Shanghai lockdown: China struggles to maintain key supply chains amid ‘dynamic zero’ Covid-19 policy
- Only 70 per cent of the 666 approved Shanghai enterprises had resumed some level of production as of Sunday, Chinese media reported
- Tesla, along with other high-profile carmakers, are given preferential treatment for being ‘companies that must resume production’, according to local authorities

Shanghai authorities are struggling to keep the supply chains of key industrial sectors like cars and chips on track amid the city’s ongoing Covid-19 lockdown, with fewer than three quarters of the several hundred enterprises that received a green light to resume production a week ago able to do so.
“A supply chain only works if all the links are acting equally in unison,” said Tu Le, managing director of mobility consultancy Sino Auto Insights. “That includes workers at the manufacturers and suppliers [and] truckers on the inbound and outbound side … if any one of those links fails, the entire system may run slowly or not at all.”
China’s efforts to keep the Covid-19 Omicron variant under control have led to rigid local testing and quarantine regimes that have fragmented the country into impenetrable blocks. The problem has become so serious that Vice-Premier Liu He has instructed local authorities not to delay truck drivers on the road for testing.

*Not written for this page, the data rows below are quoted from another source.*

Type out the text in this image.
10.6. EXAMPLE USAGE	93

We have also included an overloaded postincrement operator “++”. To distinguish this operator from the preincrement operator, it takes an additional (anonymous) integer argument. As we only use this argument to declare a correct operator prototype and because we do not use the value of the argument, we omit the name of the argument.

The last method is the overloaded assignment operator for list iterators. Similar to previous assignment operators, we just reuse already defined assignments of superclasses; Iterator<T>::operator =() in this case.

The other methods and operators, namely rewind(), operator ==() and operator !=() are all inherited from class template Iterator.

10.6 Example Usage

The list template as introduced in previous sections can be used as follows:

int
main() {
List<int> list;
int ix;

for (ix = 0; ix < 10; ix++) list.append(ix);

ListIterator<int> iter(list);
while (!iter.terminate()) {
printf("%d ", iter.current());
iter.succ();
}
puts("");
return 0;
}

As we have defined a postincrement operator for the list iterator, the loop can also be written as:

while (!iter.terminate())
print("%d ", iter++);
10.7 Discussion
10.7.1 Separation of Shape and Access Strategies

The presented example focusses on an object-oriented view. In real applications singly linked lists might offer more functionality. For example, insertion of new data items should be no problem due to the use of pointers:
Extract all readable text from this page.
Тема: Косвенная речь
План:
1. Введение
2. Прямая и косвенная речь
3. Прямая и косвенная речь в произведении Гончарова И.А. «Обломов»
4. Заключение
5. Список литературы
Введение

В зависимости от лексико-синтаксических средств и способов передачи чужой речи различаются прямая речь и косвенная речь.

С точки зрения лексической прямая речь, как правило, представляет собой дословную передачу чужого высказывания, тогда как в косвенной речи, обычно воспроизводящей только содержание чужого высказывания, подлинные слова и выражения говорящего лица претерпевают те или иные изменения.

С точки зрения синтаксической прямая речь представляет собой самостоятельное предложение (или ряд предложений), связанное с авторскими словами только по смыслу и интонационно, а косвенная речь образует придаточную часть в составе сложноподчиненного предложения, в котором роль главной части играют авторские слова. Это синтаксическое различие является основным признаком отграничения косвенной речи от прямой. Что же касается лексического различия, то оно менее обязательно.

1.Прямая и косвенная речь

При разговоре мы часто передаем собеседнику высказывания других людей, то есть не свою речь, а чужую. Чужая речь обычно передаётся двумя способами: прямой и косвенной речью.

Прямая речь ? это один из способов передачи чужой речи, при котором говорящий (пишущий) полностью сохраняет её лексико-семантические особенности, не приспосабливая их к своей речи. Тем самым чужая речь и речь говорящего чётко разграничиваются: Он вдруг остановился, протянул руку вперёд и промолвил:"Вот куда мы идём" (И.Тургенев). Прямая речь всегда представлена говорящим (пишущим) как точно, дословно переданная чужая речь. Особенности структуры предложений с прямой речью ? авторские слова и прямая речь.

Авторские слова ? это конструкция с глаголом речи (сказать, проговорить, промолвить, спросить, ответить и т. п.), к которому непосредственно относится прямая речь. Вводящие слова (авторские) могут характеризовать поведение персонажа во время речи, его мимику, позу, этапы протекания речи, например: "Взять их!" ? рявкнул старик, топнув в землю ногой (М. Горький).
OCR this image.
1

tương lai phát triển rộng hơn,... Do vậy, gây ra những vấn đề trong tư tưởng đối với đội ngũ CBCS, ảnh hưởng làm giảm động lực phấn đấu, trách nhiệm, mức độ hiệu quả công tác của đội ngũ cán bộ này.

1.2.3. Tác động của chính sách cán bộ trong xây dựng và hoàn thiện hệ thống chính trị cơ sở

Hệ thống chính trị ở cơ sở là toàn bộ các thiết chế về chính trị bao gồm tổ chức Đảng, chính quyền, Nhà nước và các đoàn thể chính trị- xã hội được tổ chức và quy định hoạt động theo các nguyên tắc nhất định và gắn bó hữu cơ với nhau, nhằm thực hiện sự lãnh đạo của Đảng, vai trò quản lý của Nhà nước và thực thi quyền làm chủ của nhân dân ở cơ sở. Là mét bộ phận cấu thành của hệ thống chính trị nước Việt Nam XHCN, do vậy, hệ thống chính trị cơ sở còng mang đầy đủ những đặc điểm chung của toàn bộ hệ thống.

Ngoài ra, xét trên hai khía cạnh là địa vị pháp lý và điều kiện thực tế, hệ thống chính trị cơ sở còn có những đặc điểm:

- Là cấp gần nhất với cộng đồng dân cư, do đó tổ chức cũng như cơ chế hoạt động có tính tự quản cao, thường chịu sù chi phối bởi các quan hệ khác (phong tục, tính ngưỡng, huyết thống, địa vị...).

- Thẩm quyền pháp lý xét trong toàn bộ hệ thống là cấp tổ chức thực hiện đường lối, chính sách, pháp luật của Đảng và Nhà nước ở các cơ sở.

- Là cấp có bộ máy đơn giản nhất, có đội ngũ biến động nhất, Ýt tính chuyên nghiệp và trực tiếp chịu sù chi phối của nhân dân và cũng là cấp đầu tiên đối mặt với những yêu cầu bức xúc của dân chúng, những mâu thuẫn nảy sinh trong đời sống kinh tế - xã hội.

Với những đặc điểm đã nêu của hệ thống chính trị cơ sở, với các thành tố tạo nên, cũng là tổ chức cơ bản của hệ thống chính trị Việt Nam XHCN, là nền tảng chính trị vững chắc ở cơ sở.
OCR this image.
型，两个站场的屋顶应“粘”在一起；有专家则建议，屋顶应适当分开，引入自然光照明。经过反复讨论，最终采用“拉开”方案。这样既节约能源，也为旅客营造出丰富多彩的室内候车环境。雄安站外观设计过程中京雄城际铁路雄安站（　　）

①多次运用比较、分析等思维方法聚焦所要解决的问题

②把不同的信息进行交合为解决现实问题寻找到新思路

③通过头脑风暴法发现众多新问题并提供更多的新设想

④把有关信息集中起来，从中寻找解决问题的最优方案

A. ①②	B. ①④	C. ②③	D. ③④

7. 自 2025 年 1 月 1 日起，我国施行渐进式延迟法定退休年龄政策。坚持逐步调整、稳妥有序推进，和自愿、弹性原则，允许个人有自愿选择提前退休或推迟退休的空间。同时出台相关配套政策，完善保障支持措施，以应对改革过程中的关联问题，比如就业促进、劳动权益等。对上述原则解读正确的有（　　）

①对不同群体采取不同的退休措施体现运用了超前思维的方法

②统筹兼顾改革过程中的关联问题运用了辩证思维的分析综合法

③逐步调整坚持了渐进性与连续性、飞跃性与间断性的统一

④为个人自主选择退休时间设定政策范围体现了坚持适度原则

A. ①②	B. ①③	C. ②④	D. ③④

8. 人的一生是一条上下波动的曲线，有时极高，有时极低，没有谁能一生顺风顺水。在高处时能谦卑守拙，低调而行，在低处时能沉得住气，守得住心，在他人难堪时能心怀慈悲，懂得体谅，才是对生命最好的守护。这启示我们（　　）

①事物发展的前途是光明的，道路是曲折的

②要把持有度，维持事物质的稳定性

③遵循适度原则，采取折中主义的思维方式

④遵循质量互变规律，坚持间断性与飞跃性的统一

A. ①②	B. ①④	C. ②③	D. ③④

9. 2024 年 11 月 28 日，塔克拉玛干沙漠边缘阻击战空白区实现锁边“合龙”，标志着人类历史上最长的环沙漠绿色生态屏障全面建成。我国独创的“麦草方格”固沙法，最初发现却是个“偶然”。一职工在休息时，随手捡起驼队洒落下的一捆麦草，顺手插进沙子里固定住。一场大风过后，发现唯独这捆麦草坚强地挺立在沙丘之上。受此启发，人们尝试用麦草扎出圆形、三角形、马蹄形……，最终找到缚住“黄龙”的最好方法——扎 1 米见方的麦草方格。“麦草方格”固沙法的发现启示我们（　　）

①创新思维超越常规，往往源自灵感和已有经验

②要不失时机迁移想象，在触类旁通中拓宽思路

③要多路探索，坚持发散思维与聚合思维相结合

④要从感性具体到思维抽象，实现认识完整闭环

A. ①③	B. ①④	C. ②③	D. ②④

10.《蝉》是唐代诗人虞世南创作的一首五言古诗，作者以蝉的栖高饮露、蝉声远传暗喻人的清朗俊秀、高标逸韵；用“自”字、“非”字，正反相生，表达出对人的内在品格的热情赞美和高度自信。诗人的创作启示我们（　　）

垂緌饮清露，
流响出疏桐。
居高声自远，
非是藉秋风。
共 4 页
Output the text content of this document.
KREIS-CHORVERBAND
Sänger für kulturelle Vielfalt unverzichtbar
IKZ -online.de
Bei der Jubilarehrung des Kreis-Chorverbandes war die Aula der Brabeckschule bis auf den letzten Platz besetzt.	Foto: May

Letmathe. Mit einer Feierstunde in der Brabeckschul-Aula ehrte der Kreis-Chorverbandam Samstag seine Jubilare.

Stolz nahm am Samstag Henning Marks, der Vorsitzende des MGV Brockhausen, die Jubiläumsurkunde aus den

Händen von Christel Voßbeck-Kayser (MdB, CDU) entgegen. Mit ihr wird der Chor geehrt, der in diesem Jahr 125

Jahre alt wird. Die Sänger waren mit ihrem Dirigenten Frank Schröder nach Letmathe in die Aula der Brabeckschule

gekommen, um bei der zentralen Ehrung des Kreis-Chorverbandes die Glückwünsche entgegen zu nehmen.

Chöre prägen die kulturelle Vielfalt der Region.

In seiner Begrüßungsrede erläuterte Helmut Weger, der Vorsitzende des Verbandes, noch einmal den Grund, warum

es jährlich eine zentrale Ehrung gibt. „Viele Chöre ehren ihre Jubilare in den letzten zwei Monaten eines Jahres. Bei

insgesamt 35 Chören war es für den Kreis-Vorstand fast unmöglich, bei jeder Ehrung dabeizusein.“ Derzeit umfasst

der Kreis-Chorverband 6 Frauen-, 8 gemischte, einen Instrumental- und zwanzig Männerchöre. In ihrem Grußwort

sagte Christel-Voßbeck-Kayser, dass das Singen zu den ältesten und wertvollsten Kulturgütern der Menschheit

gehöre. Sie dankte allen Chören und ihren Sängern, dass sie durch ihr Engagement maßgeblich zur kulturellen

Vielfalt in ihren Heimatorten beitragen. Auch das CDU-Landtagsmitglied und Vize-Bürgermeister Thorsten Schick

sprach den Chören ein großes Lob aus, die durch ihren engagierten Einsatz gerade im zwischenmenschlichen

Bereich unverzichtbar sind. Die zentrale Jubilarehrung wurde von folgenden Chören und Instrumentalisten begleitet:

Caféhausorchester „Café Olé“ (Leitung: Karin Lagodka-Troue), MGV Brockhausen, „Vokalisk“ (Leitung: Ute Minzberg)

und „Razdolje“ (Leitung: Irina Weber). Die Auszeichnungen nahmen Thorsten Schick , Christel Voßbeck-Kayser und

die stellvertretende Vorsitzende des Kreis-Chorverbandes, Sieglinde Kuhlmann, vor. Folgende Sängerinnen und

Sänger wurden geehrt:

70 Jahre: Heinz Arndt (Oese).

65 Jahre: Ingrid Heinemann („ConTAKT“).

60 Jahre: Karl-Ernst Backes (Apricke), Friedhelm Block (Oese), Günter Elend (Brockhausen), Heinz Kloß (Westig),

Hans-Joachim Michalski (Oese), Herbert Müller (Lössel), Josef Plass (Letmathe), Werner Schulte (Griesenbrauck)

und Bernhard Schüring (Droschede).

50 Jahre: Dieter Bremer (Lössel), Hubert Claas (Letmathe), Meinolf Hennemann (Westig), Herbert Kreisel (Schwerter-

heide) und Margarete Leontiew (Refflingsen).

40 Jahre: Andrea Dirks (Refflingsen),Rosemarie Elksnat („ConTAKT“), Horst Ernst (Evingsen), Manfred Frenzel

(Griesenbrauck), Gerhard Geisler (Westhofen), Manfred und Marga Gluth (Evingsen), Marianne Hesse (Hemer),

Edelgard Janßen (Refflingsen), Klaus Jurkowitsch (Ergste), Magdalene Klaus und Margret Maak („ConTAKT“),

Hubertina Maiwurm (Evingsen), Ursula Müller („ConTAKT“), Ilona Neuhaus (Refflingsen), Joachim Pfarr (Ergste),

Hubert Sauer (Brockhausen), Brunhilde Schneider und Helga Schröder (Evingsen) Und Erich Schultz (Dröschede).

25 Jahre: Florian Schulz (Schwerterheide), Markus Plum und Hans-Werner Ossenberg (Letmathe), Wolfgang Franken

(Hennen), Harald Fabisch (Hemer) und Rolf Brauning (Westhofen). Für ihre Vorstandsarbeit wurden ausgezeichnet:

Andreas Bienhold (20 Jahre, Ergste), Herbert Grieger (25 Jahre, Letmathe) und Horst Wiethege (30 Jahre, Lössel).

The requirement for closed loops means that workers must sleep on site with zero outside contacts. Most factories can accommodate only a small fraction of their full workforce on site, so even if production resumes, it is usually at greatly limited capacity. For example, Tesla’s Shanghai electric vehicle factory was operating at 50 per cent capacity.
Chip makers have been able to continue producing wafers because they can house workers in existing dormitories. Hua Hong Semiconductor, a Shanghai-based wafer foundry, ordered more than 6,000 of its workers to stay at its dormitories to minimise disruptions to production, according to a local television news report earlier this month.
However, chip makers face logistical bottlenecks in shipping goods in and out of the city. “What can be produced can’t be shipped out,” said Lei Bai, a Shanghai-based integrated circuit sales manager.